Innanzitutto, bisogna ricordare l’art.38, in particolare il secondo comma, della Carta Costituzionale che recita:
“Ogni cittadino inabile al lavoro e sprovvisto dei mezzi necessari per vivere ha diritto al mantenimento e all’assistenza sociale.
I lavoratori hanno diritto che siano preveduti ed assicurati mezzi adeguati alle loro esigenze di vita in caso di infortunio, malattia, invalidità e vecchiaia, disoccupazione involontaria.
Gli inabili ed i minorati hanno diritto all’educazione e all’avviamento professionale.
Ai compiti previsti in questo articolo provvedono organi ed istituti predisposti o integrati dallo Stato.
L’assistenza privata è libera.”
Una norma successiva ha stabilito che tutti i redditi debbano essere assoggettati a prelievo previdenziale: cioè sia i lavoratori dipendenti che autonomi debbono versare obbligatoriamente a una cassa una parte del loro reddito che gli verrà restituito quando avrà raggiunto l’età della pensione. E anche i redditi da lavoro che eventualmente si dovessero produrre pur essendo in pensione debbono anche questi essere sottoposti a contribuzione.
Tutti i lavoratori dipendenti, pubblici o privati, sono iscritti all’INPS e in questo istituto versano i loro contributi. I lavoratori autonomi la cui categoria è dotata di una cassa di previdenza, versano alla loro cassa di previdenza. I medici e gli odontoiatri hanno l’Enpam (aliquota nel 2020 18,5%). Gli altri versano all’Inps nella cosiddetta “gestione separata” (aliquota nel 2020 25,72% per i professionisti con partita IVA. Aliquota al 34,23% per i soggetti non titolari di partita IVA). I medici e gli odontoiatri dipendenti versano all’Inps una percentuale (circa il 33%) del reddito da dipendenza e all’Enpam una percentuale del loro reddito da libera professione se la esercitano (18,5% o possono optare per una aliquota inferiore del 50% in quanto già assoggettati a prelievo obbligatorio in un altro fondo)
L’Inps è un Istituto pubblico le cui regole vengono fissate dal parlamento; l’Enpam è una Fondazione privata le cui regole vengono decise dagli organi statutari (Assemblea e CdA, organi eletti direttamente o indirettamente dagli iscritti), con l’approvazione dei Ministeri vigilanti che non possono imporre nulla, se non in caso di bilanci negativi.

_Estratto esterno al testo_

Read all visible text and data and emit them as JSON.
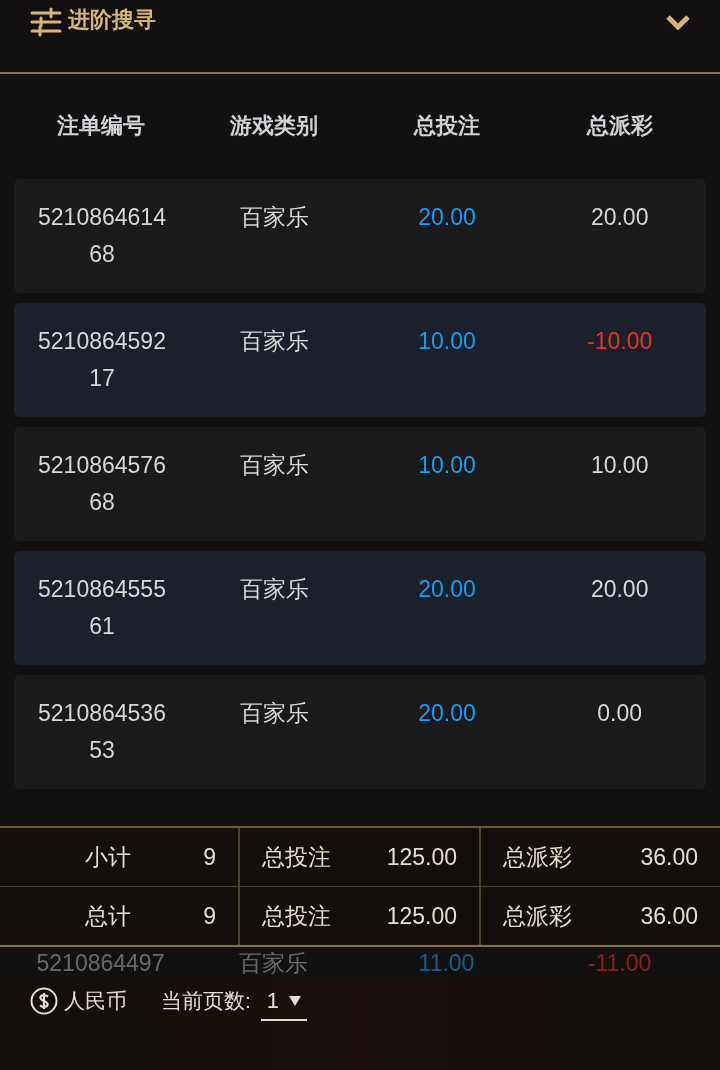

L’Inps stabilisce l’entità della pensione quando il lavoratore va in pensione sulla base di vari parametri, tra cui l’inflazione e il PIL degli ultimi 5 anni. L’Enpam stabilisce quanto renderanno in pensione annuale i versamenti fatti nel momento in cui vengono effettuati. In pratica, l’Inps “scarica” il rischio finanziario sul contribuente (se il PIL va male si avrà una pensione più bassa), l’Enpam lo assume su di lei.

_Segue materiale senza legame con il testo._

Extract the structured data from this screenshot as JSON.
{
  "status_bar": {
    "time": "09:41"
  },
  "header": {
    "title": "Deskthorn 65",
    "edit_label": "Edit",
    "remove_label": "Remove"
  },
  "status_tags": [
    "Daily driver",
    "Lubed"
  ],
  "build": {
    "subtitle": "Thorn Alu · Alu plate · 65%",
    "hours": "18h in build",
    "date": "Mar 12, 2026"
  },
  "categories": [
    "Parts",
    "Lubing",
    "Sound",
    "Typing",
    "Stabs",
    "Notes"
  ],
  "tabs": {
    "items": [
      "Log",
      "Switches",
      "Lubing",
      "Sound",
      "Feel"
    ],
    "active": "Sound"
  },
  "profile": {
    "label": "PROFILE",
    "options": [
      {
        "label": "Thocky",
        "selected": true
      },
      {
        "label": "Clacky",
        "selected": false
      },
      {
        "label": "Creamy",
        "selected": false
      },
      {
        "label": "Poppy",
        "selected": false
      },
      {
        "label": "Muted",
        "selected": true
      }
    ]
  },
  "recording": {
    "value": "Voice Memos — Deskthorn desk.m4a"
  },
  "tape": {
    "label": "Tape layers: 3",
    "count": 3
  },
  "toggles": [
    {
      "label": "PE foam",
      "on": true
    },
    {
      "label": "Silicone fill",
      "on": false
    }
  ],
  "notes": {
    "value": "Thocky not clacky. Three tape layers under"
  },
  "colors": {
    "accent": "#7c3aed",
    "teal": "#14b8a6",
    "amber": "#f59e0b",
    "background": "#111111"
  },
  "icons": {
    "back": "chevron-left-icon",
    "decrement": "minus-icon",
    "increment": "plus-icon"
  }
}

L’Inps non ha un patrimonio su cui contare, per cui paga le pensioni con i contributi che gli arrivano dagli iscritti e, quando non sufficienti, chiede allo Stato di integrare (circa il 25% delle pensioni viene pagato con risorse statali). Enpam ha un patrimonio di oltre 23 miliardi, quindi paga le pensioni con i contributi che gli arrivano dagli iscritti e con il rendimento del patrimonio. I bilanci consuntivi ci dicono che finora Enpam sta accumulando patrimonio e i versamenti fatti dagli iscritti sono sufficienti a pagare le pensioni. I Bilanci attuariali (che prevedono l’andamento per i prossimi 50 anni) prevedono che tra il 2030 e il 2040 si dovranno utilizzare anche i rendimenti del patrimonio per pagare le pensioni. Significa anche che, proprio grazie al patrimonio accumulato Enpam sarà in grado di erogare una pensione a chi si iscrive oggi, a parità di versamento, del 20/25% più alta rispetto all’Inps.